The device is hand-held like a Taser, but is shaped more like a cellphone, making it less likely to be mistaken for a gun or Taser in a cross-draw event. The mechanism requires charging and has a cartridge. A green laser light is activated and used for aiming by directing the laser at either the subject’s legs or torso.

Upon activation, a 7.6-foot Kevlar cord is deployed with fishhook-like barbs in a V-shape pattern that wraps around the subject, hooks on to clothing or skin, and restrains him or her. The BolaWrap deploys so quickly, it is not visible to the naked eye, and can only be captured on a slow-motion camera setting.

Ideal distance for deployment is 10-25 feet from the subject. The pellet discharges at a speed of 513 feet per second, wrapping the subject at a rate of 270 feet per second at 10 feet away, and making the subject instantly restrained.

The sound the mechanism makes discharging the pellet is startling, roughly 158-162 decibels, which is why earplugs were distributed during the demonstration.

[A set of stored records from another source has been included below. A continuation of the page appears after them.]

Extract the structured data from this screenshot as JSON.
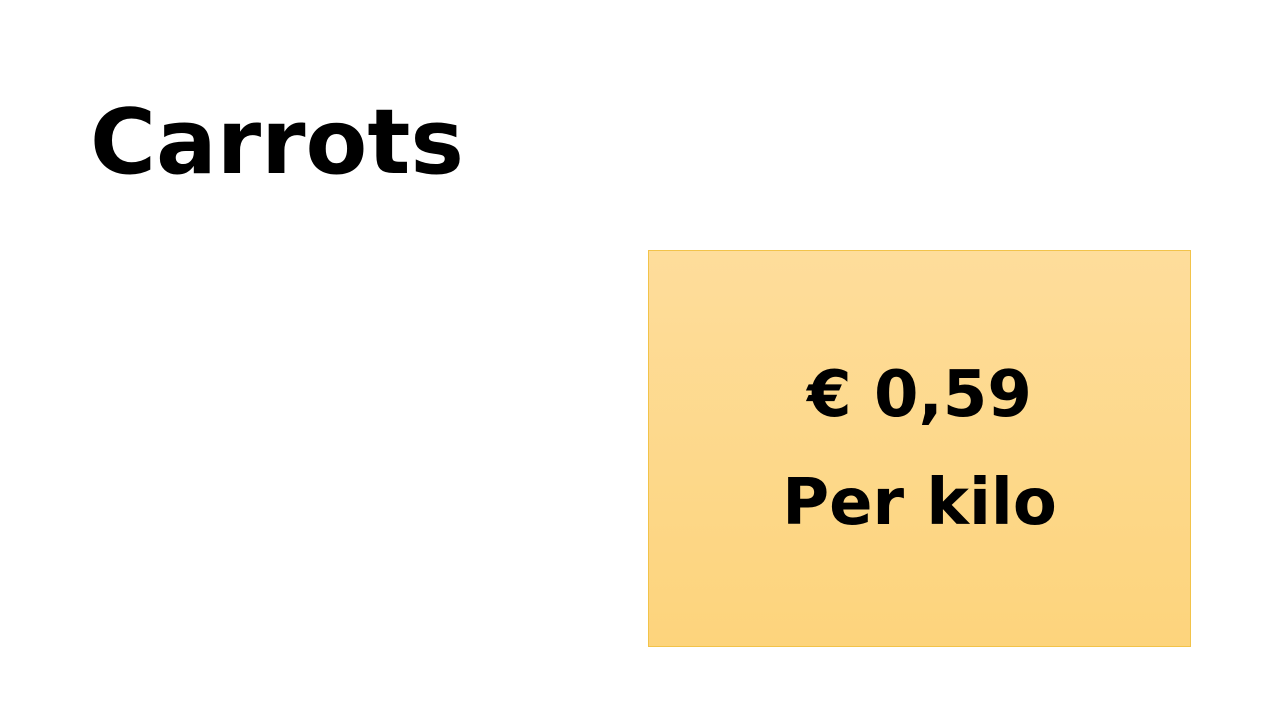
{
  "slide": {
    "title": "Carrots",
    "price_box": {
      "price": "€ 0,59",
      "unit": "Per kilo"
    }
  },
  "colors": {
    "background": "#ffffff",
    "box_fill": "#fdd88a",
    "box_border": "#f2c34a",
    "text": "#000000"
  }
}
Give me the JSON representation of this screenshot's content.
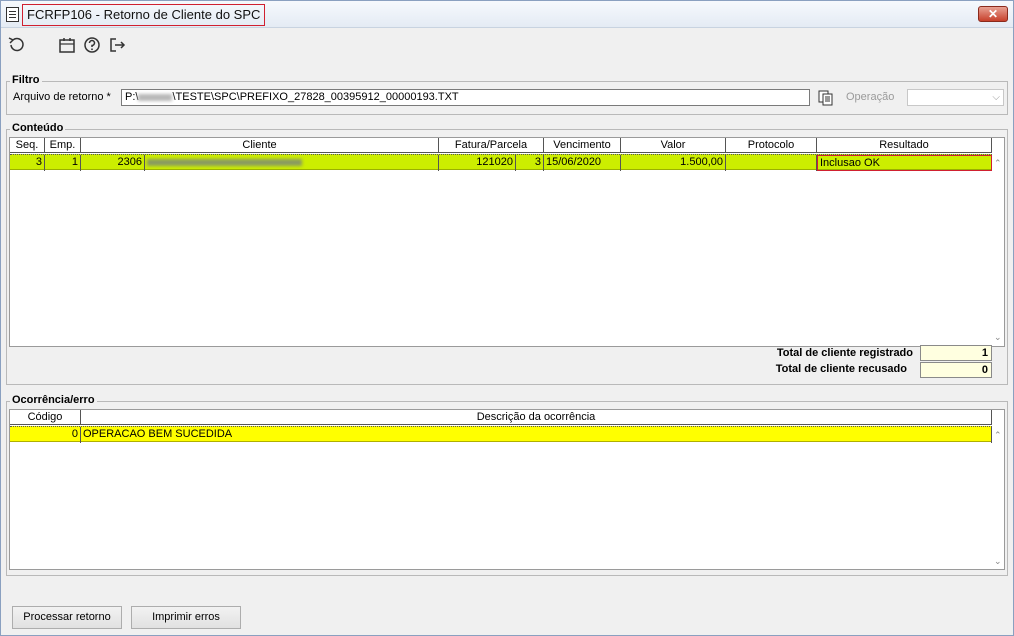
{
  "window": {
    "title": "FCRFP106 - Retorno de Cliente do SPC",
    "close_label": "✕"
  },
  "toolbar": {
    "icons": [
      "refresh-icon",
      "calendar-icon",
      "help-icon",
      "exit-icon"
    ]
  },
  "filtro": {
    "title": "Filtro",
    "arquivo_label": "Arquivo de retorno *",
    "arquivo_prefix": "P:\\",
    "arquivo_value": "\\TESTE\\SPC\\PREFIXO_27828_00395912_00000193.TXT",
    "operacao_label": "Operação",
    "operacao_value": ""
  },
  "conteudo": {
    "title": "Conteúdo",
    "columns": [
      "Seq.",
      "Emp.",
      "Cliente",
      "Fatura/Parcela",
      "Vencimento",
      "Valor",
      "Protocolo",
      "Resultado"
    ],
    "rows": [
      {
        "seq": "3",
        "emp": "1",
        "cliente_cod": "2306",
        "fatura": "121020",
        "parcela": "3",
        "vencimento": "15/06/2020",
        "valor": "1.500,00",
        "protocolo": "",
        "resultado": "Inclusao OK"
      }
    ],
    "total_registrado_label": "Total de cliente registrado",
    "total_registrado": "1",
    "total_recusado_label": "Total de cliente recusado",
    "total_recusado": "0"
  },
  "ocorrencia": {
    "title": "Ocorrência/erro",
    "columns": [
      "Código",
      "Descrição da ocorrência"
    ],
    "rows": [
      {
        "codigo": "0",
        "descricao": "OPERACAO BEM SUCEDIDA"
      }
    ]
  },
  "buttons": {
    "processar": "Processar retorno",
    "imprimir": "Imprimir erros"
  },
  "colors": {
    "row_highlight": "#ccee00",
    "error_row": "#ffff00",
    "title_border": "#d02030"
  }
}
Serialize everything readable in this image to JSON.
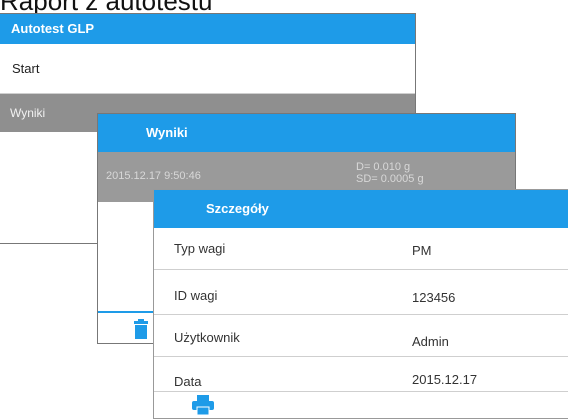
{
  "caption": "Raport z autotestu",
  "glp_window": {
    "title": "Autotest GLP",
    "items": [
      "Start",
      "Wyniki"
    ]
  },
  "results_window": {
    "title": "Wyniki",
    "entry": {
      "datetime": "2015.12.17  9:50:46",
      "value_line1": "D= 0.010 g",
      "value_line2": "SD= 0.0005 g"
    },
    "trash_icon": "trash-icon"
  },
  "details_window": {
    "title": "Szczegóły",
    "rows": [
      {
        "label": "Typ wagi",
        "value": "PM"
      },
      {
        "label": "ID wagi",
        "value": "123456"
      },
      {
        "label": "Użytkownik",
        "value": "Admin"
      },
      {
        "label": "Data",
        "value": "2015.12.17"
      }
    ],
    "print_icon": "printer-icon"
  },
  "colors": {
    "accent": "#1e9be8",
    "selected_row": "#8f8f8f"
  }
}
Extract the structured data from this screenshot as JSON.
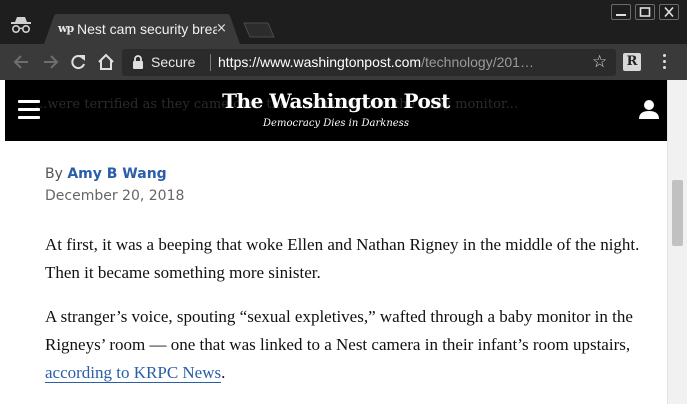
{
  "browser": {
    "tab": {
      "favicon": "wp",
      "title": "Nest cam security breach",
      "close_label": "×"
    },
    "window_controls": {
      "minimize": "minimize-icon",
      "maximize": "maximize-icon",
      "close": "close-icon"
    },
    "toolbar": {
      "security_label": "Secure",
      "url_host": "https://www.washingtonpost.com",
      "url_path": "/technology/201…",
      "extension_label": "R"
    }
  },
  "page": {
    "masthead": {
      "logo": "The Washington Post",
      "tagline": "Democracy Dies in Darkness",
      "ghost_text": "...were terrified as they came over the... house to find the baby monitor..."
    },
    "article": {
      "by_prefix": "By",
      "author": "Amy B Wang",
      "date": "December 20, 2018",
      "paragraph1": "At first, it was a beeping that woke Ellen and Nathan Rigney in the middle of the night. Then it became something more sinister.",
      "paragraph2_text": "A stranger’s voice, spouting “sexual expletives,” wafted through a baby monitor in the Rigneys’ room — one that was linked to a Nest camera in their infant’s room upstairs,",
      "paragraph2_link": "according to KRPC News",
      "paragraph2_end": "."
    }
  },
  "colors": {
    "link": "#2a5ea8",
    "masthead_bg": "#000000",
    "chrome_dark": "#1e1e1e"
  }
}
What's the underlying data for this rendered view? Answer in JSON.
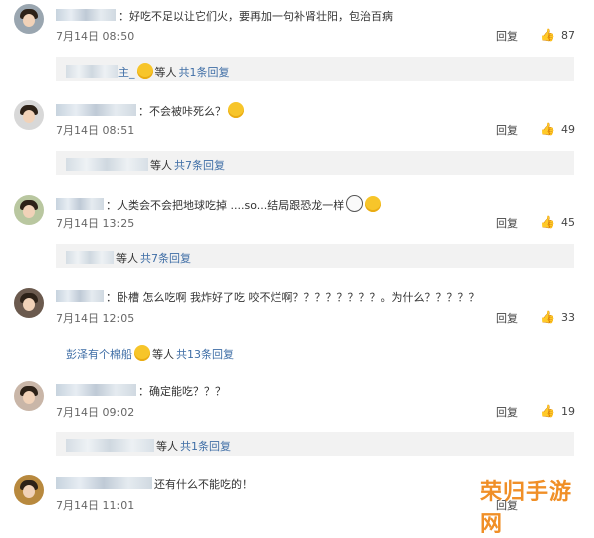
{
  "comments": [
    {
      "text": "：好吃不足以让它们火，要再加一句补肾壮阳，包治百病",
      "date": "7月14日 08:50",
      "reply_label": "回复",
      "likes": "87",
      "avatar_colors": [
        "#9aa6b0",
        "#2d2218"
      ],
      "reply_summary": {
        "name_suffix": "主_",
        "etc": "等人",
        "link": "共1条回复"
      }
    },
    {
      "text": "：不会被咔死么？",
      "date": "7月14日 08:51",
      "reply_label": "回复",
      "likes": "49",
      "avatar_colors": [
        "#d8d8d8",
        "#1e1611"
      ],
      "reply_summary": {
        "name_suffix": "",
        "etc": "等人",
        "link": "共7条回复"
      }
    },
    {
      "text": "：人类会不会把地球吃掉 ....so...结局跟恐龙一样",
      "date": "7月14日 13:25",
      "reply_label": "回复",
      "likes": "45",
      "avatar_colors": [
        "#b9c7a0",
        "#2a2117"
      ],
      "reply_summary": {
        "name_suffix": "",
        "etc": "等人",
        "link": "共7条回复"
      }
    },
    {
      "text": "：卧槽  怎么吃啊  我炸好了吃 咬不烂啊？？？？？？？？。为什么？？？？？",
      "date": "7月14日 12:05",
      "reply_label": "回复",
      "likes": "33",
      "avatar_colors": [
        "#6b5a4e",
        "#1b1410"
      ],
      "reply_summary": {
        "name": "彭泽有个棉船",
        "etc": "等人",
        "link": "共13条回复"
      }
    },
    {
      "text": "：确定能吃？？？",
      "date": "7月14日 09:02",
      "reply_label": "回复",
      "likes": "19",
      "avatar_colors": [
        "#c9b6a8",
        "#3a2a20"
      ],
      "reply_summary": {
        "name_suffix": "",
        "etc": "等人",
        "link": "共1条回复"
      }
    },
    {
      "text": "还有什么不能吃的！",
      "date": "7月14日 11:01",
      "reply_label": "回复",
      "likes": "",
      "avatar_colors": [
        "#b8893e",
        "#5a3a1a"
      ]
    }
  ],
  "watermark": "荣归手游网"
}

BolaWrap was invented by Elwood Norris, an award-winning inventor and former chief executive of Wrap Technologies Inc., the manufacturer of the device. Pritchard explained that the product is all American-made with the exception of the laser, which is made in Germany.

“BolaWrap is a mechanical device rather than an electronic device,” Pritchard said, and it rarely fails except due to operator error. “It functions in the rain and has a 98 percent effective rate.”

As the primary live volunteer subject at these demonstrations, Cox says he has been “wrapped” over 50 times. “It feels like a smack with a wire coat hanger,” said Cox, who admits he has had no injuries and the worst aftereffects “might be a red mark (on the skin).”

According to Pritchard, 480 law enforcement agencies in 49 states and Puerto Rico are currently using BolaWrap. The tool is being used more and more in cases where subjects are under the influence or mentally impaired in some way that they do not respond to verbal commands by the police officer.

In one of the many real-life field deployments presented in the video, a subject had two pocket knives with which he was threatening the officer. The deployment of the BolaWrap instantly de-escalated the situation, making it safer for both the officer and the subject.

In one of the real-life deployment incidents on film, a relieved bystander said after seeing the BolaWrap in action, “It’s like a Batman tool!”